In 1976, two landers named Viking set down on Mars and turned their dish-shaped antennae toward earth. A few hours later, delighted scientists and engineers received the first pictures from the surface of another planet. Over the next few years , the Viking mission continued to collect thousands of images, instrument readings , and engineering data ”enough to keep researchers busy for decades and making it one of the most successful science projects in history.
Of critical importance were the results of experiments designed to detect signs of life in the Martian soil. At the time, most researchers considered the readings conclusive evidence against the prospect of living organisms on Mars. A few, however, held that the readings could be interpreted in a more positive light. In the late 1990's, when researchers claimed to have found tiny fossils in a piece of Martian rock from Antarctica, they felt it was time to revisit the Viking experiment and asked NASA to republish the results.
NASA staff retrieved the microfilm from storage and found it to be largely intact and readable. They then began scanning the data, intending to publish it on CD-ROM. This seemed like a simple task at first ”all they had to do was sort out the desired experiment data from the other information sent back from the space probes. But therein lay the problem: how could they extract specific pieces from a huge stream of munged information? All of the telemetry from the landers came in a single stream and was stored the same way. The soil sampling readings were a tiny fraction of information among countless megabytes of diagnostics, engineering data, and other stuff. It was like finding the proverbial needle in a haystack.
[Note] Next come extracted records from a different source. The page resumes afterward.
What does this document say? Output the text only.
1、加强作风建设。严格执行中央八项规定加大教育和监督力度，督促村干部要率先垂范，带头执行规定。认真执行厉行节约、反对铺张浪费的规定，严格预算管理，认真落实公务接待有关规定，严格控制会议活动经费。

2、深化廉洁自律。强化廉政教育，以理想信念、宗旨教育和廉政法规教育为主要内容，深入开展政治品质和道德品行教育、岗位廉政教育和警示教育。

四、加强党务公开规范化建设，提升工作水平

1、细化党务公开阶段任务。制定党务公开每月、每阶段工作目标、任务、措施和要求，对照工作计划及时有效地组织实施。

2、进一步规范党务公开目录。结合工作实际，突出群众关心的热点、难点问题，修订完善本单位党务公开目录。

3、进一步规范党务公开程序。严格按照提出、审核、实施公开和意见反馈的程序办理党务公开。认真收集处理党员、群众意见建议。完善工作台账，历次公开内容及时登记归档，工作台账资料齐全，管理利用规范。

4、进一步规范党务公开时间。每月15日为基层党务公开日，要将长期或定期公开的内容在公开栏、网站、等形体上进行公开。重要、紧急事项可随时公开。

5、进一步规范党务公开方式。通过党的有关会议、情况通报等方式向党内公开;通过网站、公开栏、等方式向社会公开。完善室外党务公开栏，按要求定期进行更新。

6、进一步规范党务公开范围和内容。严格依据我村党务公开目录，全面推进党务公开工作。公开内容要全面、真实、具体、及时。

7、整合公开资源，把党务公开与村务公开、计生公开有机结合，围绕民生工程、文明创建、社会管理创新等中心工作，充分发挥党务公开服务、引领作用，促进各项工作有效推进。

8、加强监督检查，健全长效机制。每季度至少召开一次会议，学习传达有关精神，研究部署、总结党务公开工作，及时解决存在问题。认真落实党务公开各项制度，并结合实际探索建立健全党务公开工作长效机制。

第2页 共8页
To comb through all this data and extract the particular information of interest would have been immensely expensive and time-consuming . It would require detailed knowledge of the probe's data communication specifications which were buried in documents that were tucked away in storage or perhaps only lived in the heads of a few engineers, long since retired . Someone might have to write software to split the mess into parallel streams of data from different instruments. All the information was there. It was just nearly useless without a lot of work to decipher it.
Luckily, none of this ever had to happen. Someone with a good deal of practical sense got in touch with the principal investigator of the soil sampling experiment. He happened to have a yellowing copy of the computer printout with analysis and digested results, ready for researchers to use. NASA only had to scan this information in and republish it as it was, without the dreaded interpretation of aging microfilm.
This story demonstrates that data is only as good as the way it's packaged. Information is a valuable asset, but its value depends on its longevity, flexibility, and accessibility. Can you get to your data easily? Is it clearly labeled? Can you repackage it in any form you need? Can you provide it to others without a hassle? These are the questions that the Extensible Markup Language (XML) was designed to answer.